Hierarchical TiO2 nanosheet‐assembled nanotubes with dual electron sink functional sites for efficient photocatalytic degradation of rhodamine B

Abstract

A novel Pt–TiO2/Ag nanotube photocatalyst has been synthesized successfully via a facile method. TiO2 nanotubes are assembled with numerous ultrathin TiO2 nanosheets and show a highly open structure. The gaps between adjacent TiO2 nanosheets can serve as channels for the access of reactants, accelerating the mass transfer process. During the fabrication process of the Pt–TiO2/Ag nanotube photocatalyst, high‐quality Pt–SiO2 nanotubes are synthesized first with the structure‐directing effect of polyvinylpyrrolidone. Then a TiO2 layer is coated on the outside surface of the silica nanotubes. The introduced titanium species can be converted into TiO2 nanosheet structure during the subsequent hydrothermal treatment, gradually constructing nanosheet‐assembled nanotubes. Lastly, after the introduction of another electron sink function site of Ag through UV irradiation, the Pt–TiO2/Ag nanotube photocatalyst with dual electron sink functional sites is obtained. The specially doped Pt and Ag NPs can simultaneously inhibit the recombination process of photogenerated charge carriers and increase light utilization efficiency. Therefore, the as‐synthesized Pt–TiO2/Ag nanotube catalyst exhibits a high photocatalytic degradation performance for rhodamine B of 0.2 min−1, which is about 3.2 and 5.3 times as high as that of Pt–TiO2 and TiO2 nanotubes because of the enhanced charge carrier separation efficiency.
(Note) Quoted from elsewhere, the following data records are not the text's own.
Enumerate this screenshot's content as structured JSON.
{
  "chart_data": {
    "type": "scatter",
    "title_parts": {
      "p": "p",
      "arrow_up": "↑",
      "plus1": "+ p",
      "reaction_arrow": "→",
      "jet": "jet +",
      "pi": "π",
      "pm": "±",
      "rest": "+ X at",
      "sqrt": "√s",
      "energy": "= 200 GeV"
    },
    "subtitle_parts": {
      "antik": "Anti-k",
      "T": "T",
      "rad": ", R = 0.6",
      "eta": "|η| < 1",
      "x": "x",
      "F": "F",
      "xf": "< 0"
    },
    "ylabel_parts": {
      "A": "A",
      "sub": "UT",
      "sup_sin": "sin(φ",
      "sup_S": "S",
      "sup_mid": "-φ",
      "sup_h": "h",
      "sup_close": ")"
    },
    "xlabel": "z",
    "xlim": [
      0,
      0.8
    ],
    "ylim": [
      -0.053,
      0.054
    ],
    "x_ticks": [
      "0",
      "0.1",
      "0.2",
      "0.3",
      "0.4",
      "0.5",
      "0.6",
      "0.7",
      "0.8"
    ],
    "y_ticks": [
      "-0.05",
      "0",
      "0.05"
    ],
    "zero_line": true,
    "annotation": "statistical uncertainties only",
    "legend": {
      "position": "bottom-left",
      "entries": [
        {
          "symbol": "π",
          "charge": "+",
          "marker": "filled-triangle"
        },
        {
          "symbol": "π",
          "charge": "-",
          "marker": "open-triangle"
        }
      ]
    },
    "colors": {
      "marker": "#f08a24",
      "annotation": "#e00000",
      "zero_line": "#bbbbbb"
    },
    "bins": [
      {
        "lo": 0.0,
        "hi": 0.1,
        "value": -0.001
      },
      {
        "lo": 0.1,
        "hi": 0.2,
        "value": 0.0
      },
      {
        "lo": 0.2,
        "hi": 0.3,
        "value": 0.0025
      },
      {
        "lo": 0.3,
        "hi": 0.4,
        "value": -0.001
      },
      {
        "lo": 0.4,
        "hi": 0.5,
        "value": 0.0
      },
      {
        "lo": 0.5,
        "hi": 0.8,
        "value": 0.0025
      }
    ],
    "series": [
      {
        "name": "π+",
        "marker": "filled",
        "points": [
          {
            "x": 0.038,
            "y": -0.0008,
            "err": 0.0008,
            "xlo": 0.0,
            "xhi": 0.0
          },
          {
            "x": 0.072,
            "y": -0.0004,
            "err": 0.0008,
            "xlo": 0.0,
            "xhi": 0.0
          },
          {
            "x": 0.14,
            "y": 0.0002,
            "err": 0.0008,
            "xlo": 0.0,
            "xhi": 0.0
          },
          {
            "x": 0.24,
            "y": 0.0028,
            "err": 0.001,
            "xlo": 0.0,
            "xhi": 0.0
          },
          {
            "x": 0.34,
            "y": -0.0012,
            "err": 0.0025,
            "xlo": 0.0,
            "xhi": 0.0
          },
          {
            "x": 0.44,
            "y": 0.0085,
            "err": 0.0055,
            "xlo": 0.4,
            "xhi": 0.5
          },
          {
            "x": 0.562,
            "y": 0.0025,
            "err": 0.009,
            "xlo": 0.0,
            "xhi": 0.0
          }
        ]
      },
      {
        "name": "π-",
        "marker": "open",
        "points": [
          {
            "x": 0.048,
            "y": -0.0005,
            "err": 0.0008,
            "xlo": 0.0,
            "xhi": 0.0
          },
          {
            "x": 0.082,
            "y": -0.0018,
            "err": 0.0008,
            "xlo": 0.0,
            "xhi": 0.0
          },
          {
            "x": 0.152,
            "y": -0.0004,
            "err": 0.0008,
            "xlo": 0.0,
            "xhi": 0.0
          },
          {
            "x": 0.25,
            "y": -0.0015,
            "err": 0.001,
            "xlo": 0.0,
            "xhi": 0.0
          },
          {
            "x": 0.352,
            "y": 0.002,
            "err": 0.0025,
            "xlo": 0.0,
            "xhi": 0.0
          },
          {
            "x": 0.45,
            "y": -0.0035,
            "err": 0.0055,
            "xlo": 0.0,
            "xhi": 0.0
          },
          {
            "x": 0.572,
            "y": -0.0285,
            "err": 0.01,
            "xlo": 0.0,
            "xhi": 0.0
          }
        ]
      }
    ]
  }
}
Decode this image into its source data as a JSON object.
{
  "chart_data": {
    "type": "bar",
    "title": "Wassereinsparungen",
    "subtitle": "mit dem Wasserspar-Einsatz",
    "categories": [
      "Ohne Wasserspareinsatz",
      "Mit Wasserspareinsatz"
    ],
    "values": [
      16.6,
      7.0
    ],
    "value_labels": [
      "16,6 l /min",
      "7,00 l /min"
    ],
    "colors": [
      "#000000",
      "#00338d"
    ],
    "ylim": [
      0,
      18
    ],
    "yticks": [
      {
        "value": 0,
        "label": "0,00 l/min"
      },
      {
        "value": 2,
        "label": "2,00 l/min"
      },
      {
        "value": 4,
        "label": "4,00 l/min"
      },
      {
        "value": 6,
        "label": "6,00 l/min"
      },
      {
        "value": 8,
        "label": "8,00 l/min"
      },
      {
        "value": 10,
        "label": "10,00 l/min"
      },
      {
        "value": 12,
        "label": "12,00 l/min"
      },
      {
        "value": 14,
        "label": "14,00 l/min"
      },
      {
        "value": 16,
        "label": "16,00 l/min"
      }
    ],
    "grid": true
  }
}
Furthermore, in the unique nanoarchitecture, the nanotubes are assembled with numerous ultrathin TiO2 nanosheets, which can absorb abundant active species and dye molecules for photocatalytic reaction. On the basis of experimental results, a possible rhodamine B degradation mechanism is proposed to explain the excellent photocatalytic efficiency of the Pt–TiO2/Ag nanotube photocatalyst.